Zwerggarnelen im Aquarium - Haltung, Pflege und Tipps
Zwerggarnelen gehören mittlerweile zu den beliebtesten Bewohnern im Süßwasseraquarium. Diese kleinen Garnelen sind ein absoluter Trend geworden, da man sie bereits in kleineren Becken halten kann und man damit oft einfacher einen feinen Platz in der Wohnung findet. Sie sind klein, aktiv, farbenfroh, pflegeleicht und übernehmen sogar noch wichtige Aufgaben im Ökosystem.
In diesem umfassenden Beitrag erfährst du alles über die bunten Zwerggarnelen im Aquarium, von der richtigen Haltung bis zur erfolgreichen Vermehrung.



Was sind Zwerggarnelen?
Zwerggarnelen sind kleine, pflegeleichte Süßwassergarnelen für Aquarien. Sie benötigen ebenfalls stabile Wasserwerte, eine strukturreiche Einrichtung und ernähren sich hauptsächlich von Biofilm, organischen Materialien und Algen.
Besonders die Neocaridina-Arten eignen sich gut für Anfänger. Sie sind in verschiedenen Farben zu bekommen, verzeihen noch den ein oder anderen Anfängerfehler und vermehren sich leicht im Aquarium.
Die kleinen Zwerggarnelen sind oft reine Süßwassergarnelen und werden meist nur 2–4 cm groß. Die verschiedenen Farbformen wurden durch Selektion oder bei Caridinas auch durch Kreuzung in der Aquaristik gezüchtet.
Sie sind bekannt für:
- intensive Farben (rot, blau, gelb, schwarz)

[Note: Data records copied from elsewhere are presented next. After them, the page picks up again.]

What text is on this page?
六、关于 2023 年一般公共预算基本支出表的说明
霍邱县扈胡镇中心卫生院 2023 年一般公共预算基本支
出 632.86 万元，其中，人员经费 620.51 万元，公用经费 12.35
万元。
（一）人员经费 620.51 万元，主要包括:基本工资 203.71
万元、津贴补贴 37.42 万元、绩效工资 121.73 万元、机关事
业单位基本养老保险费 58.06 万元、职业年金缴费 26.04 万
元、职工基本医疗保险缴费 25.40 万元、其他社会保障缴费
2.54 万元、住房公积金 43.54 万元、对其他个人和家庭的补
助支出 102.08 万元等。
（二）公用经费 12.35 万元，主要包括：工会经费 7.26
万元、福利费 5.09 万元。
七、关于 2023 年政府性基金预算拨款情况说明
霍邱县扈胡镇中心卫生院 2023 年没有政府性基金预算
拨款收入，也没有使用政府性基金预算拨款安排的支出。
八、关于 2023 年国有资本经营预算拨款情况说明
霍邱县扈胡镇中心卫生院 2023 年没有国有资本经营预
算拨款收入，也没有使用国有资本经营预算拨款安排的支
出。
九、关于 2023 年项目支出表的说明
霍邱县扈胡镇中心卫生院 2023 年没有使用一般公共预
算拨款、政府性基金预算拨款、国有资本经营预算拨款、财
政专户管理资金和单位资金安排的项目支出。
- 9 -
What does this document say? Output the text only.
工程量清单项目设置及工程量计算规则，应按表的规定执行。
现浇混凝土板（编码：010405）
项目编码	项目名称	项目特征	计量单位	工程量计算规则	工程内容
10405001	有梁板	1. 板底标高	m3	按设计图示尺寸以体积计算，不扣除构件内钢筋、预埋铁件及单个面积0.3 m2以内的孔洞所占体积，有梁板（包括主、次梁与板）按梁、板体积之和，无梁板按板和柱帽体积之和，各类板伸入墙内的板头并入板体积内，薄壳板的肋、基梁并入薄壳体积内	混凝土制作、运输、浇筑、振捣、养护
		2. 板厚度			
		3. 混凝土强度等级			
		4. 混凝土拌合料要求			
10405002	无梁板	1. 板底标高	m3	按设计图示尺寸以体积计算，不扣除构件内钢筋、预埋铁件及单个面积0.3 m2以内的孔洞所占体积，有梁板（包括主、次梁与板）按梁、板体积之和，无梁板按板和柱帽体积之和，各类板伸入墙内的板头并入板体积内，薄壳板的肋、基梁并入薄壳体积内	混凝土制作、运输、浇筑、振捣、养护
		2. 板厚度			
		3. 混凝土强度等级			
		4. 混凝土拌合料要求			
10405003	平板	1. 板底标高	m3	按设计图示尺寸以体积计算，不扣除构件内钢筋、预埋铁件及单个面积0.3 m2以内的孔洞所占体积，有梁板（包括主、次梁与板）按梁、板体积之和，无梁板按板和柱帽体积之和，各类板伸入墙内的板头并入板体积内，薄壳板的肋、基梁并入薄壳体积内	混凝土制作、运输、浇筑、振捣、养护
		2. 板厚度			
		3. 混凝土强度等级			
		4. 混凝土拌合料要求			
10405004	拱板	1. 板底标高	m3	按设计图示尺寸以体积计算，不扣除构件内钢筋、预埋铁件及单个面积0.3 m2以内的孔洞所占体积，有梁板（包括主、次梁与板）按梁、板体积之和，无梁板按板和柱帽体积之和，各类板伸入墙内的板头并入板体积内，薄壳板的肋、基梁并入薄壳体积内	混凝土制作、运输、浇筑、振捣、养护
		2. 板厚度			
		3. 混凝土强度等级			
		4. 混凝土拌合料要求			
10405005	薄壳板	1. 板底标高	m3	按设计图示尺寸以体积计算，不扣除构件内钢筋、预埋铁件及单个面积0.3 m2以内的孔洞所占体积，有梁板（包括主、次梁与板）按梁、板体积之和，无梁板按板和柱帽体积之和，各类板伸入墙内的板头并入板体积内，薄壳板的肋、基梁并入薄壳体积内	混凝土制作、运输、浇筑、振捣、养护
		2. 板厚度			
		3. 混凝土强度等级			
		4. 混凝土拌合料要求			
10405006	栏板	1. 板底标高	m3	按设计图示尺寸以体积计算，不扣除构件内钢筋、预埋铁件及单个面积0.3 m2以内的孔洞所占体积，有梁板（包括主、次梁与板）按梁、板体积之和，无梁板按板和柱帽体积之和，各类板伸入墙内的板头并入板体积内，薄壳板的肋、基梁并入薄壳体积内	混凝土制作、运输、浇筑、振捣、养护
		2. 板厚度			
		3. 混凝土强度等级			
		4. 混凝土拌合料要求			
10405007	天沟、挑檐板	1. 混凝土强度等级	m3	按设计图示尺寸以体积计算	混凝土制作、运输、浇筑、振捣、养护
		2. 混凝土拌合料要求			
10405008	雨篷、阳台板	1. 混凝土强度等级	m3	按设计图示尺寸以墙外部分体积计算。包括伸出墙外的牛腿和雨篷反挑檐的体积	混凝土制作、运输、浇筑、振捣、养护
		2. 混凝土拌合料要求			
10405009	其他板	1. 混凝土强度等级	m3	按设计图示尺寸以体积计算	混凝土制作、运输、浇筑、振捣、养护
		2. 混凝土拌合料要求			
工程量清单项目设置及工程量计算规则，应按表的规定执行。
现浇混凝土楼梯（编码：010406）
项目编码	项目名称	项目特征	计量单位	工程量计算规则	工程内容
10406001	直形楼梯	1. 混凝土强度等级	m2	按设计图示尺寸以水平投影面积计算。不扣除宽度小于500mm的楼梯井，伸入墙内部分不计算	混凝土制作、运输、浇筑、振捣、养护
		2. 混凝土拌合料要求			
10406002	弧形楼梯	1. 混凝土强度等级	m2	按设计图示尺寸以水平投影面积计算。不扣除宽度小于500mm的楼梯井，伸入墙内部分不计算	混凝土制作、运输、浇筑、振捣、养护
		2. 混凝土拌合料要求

- einfache Haltung (je nach Art)
- hohe Vermehrungsrate
- nützliche Funktion als „Aquarium-Putztrupp“
Besonders verbreitet sind Arten aus den Gattungen Neocaridina und Caridina. Die klassischste Zwerggarnele ist wohl die Red Fire Garnelen und die beliebtesten sind die blauen Garnelen.
Für wen sind Zwerggarnelen geeignet?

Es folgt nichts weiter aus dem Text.